During montage each 24-hour day is broken out into thirds: Morning, Evening, and Night. Characters can work toward goals during these periods, represented by a single roll summarizing the efforts. These rolls do not function like normal skill tests, as they summarize extended effort over significant time.
During montage, players describe the goal and actions of their character, which will help the DM decide what roll the player makes. This roll could be skill or etiquette based, a simple attribute check, or even a blind luck roll. Montage rolls often affect extended trackers, with multiple characters or montage periods needed to reach a goal.
Characters need to rest once every 24 hours, spending one of the periods in a relatively safe place with access to food and amenities, and ignoring progress toward goals. After 4 consecutive periods without rest, characters will take a point of exhaustion for every additional period that passes without rest.
Sometimes the action chosen or the roll result may trigger a scene that needs to play out. When a scene is triggered, all other players that have not yet taken an action during the period can choose to join the scene, or continue their montage separately.
Montage goals do not need to be chosen from a preset action list, but generally it falls under 2 categories:
Researching a target - success thresholds may unlock new details about locations, people, and opportunities
Research could include digital searching, staking out a location, or even interviewing NPCs
Preparation - success thresholds may add bonuses to later checks by improving gear such as costumes and fake keycards, or by adjusting circumstances and locations in your favor
Prep could include everything from planting a weapon or tool in the right location to building a false identity.
During Montage, mistakes are counted and may affect the overall heat or circumstances of the run. Successes can be spent to reduce 1s as normal. DMs are left to decide minor mistakes impact based on character actions.
A complete fumble will always trigger a scene, in which characters can try to mitigate the outcome of their failure.
Downtime
In Errant Assets many days or weeks can pass between jobs. During this time characters go about their normal lives, buying groceries, going out to dinner, hanging out with friends. Downtime is simulated in 3 phases, with individual mechanics.
We recommend that you resolve downtime events in order from Leisure, Work, then Shopping, as rolls may impact player choices in the other phases. However, DMs can choose to run phases in any order to better fit the table flavor and narrative events.

Leisure

Even the most driven runner needs to let loose sometimes, and there are plenty of diversions. While leisure time is mostly a good way for your character to relax and let go, it also adds chance of risk and reward.
For each period of downtime, the DM will roll a random encounter from the leisure table for each player. The DM will give the player a day and time and the player chooses where their character is at that time.
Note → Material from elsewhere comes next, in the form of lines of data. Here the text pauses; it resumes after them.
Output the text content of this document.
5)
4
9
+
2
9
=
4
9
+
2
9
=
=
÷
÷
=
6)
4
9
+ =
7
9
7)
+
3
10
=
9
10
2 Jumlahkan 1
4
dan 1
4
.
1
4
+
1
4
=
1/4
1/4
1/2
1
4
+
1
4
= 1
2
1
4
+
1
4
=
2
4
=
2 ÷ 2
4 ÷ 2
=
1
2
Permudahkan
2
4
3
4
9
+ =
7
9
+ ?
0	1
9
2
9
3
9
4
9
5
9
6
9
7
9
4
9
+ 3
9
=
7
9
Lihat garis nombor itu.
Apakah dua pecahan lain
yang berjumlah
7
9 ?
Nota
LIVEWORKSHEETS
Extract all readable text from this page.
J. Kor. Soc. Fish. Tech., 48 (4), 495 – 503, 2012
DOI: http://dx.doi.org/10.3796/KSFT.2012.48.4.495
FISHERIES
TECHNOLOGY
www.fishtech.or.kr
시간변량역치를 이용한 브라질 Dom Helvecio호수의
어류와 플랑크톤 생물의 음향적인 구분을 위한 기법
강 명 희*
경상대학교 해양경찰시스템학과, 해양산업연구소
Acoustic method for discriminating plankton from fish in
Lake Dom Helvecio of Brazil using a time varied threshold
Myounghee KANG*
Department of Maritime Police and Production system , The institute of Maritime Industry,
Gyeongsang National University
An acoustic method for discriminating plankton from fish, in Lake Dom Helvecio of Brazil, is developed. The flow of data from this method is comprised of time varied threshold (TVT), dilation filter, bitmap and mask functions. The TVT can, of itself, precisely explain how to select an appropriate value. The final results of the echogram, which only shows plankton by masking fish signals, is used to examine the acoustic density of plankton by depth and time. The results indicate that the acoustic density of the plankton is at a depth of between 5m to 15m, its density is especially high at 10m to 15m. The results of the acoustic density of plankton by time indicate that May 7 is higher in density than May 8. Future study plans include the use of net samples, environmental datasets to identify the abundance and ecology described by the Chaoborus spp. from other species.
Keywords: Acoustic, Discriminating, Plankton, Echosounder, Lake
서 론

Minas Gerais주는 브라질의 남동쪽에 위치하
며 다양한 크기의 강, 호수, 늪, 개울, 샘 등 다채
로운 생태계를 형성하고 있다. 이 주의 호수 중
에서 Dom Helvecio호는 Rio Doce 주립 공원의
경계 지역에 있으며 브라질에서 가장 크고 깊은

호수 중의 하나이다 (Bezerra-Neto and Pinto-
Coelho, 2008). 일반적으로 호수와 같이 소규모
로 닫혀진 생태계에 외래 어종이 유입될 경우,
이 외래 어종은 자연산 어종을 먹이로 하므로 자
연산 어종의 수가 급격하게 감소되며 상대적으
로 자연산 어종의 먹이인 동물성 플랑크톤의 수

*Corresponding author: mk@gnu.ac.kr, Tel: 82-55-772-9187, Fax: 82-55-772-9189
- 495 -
The DM will then interpret how the random encounter occurs given that location.
Whether to play Leisure events as a scene or simple roll is up to the table.

Work

One of the privileges of living the runner life is not having to report to a day job, but that doesn’t mean there isn’t a lot of work involved. Each week of downtime your character can spend time training a skill, working a side gig, improving contact relationships, progressing a campaign mission, or reducing heat.
When choosing a work action, you can choose to take a guaranteed improvement, or gamble on a higher impact. When gambling for higher impacts, your actions may trigger scenes.

Shopping

Ordinary gear and ammo is automatically refreshed as part of your upkeep and rent after each job. Upgrades and special equipment will need to be acquired during downtime.
You do not need to make any checks for shopping as long as you have a related contact with neutral or higher affinity, and it is not restricted. If you want to negotiate for a better price, acquire restricted goods, or trade favors or other gear as part of the price, you may need to make a related check.